Tuesday, November 29, 2005

On Hindsight

Lots of people are fond of asking lawmakers, about the Iraq War, "Would you make the same decision knowing what you know now?" This is a completely irrelavent question. It doesn't matter how lawmakers would react with the proverbial 20/20 hindsight. It matters how they would react with the knowledge they had THEN. We are never going to be facing threats with PERFECT intelligence. There is simply no such thing. Since we are never going to have perfect intelligence, the only relavent question is how are you going to react to threats with imperfect intelligence. Are you going to sit back and hope the threat isn't as big as the intel suggests? This is what we did prior to 9-11. Do we want to go back to that?
Democrats are fond of saying when it's pointed out that they all described Hussein as a threat, "Clinton never took us to war over it." They actually proclaim the fact that they saw the threat but did nothing about it.
Lorie Byrd wrote a great article today on this subject.

After 9/11, we all asked why the dots were not connected. We vowed that never again would our refusal to take action against known threats result in the slaughter of innocent Americans. The points made by Vice President Cheney in 2003 are ones that Republicans must make now. It is necessary, first, to lay the foundation by reminding the American public of what was known in 2002 and 2003, and refuting the big lie that has taken hold as a result of Democrat mantras parroted by a liberal media that Bush "lied" and "misled" the country into war. The administration has made a good start in that effort.

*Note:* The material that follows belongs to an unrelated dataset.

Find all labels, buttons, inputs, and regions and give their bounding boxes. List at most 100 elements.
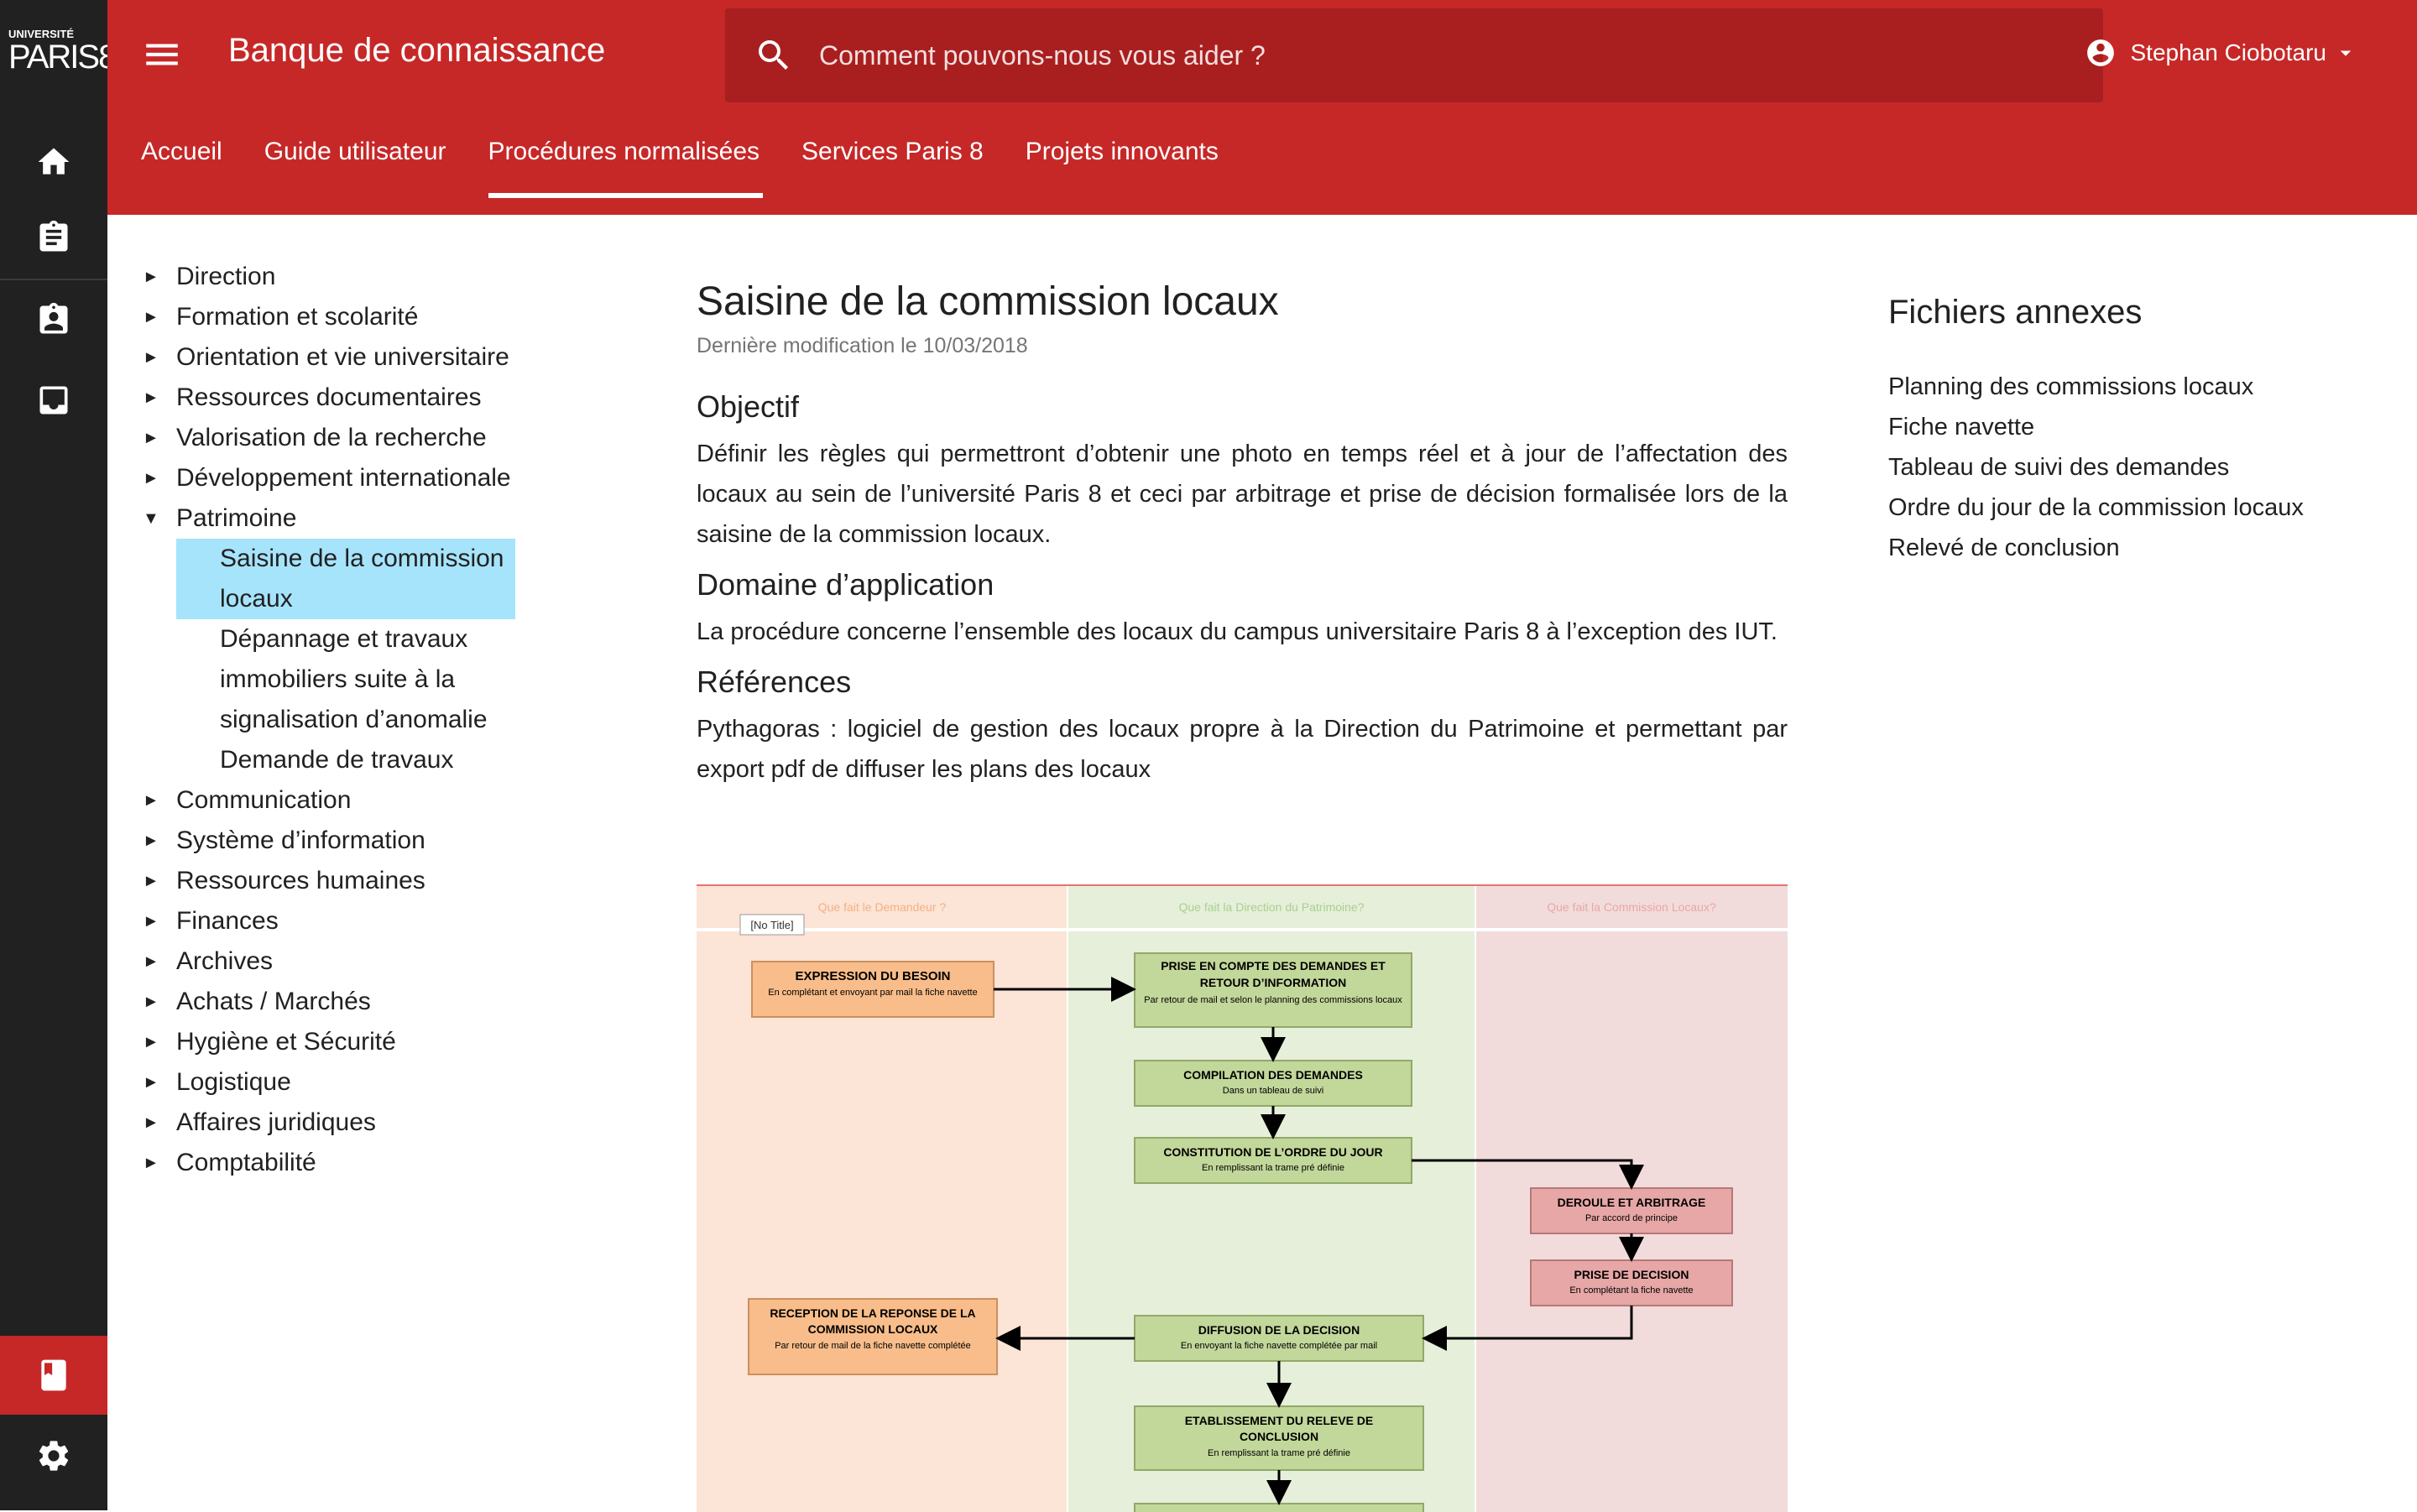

After the record has been set straight, it must be pointed out that Democrats are not to be trusted with the nation’s security. They have shown that not only will they endlessly debate until it is possibly too late but that after a military action has been initiated, in the face of difficulties and waning public support, many will back out and abandon the mission and the troops. The approach of the Democrats to the threat posed by Saddam Hussein as outlined in all of the intelligence reports available prior to the war in Iraq stands in stark contrast to that of the Bush administration.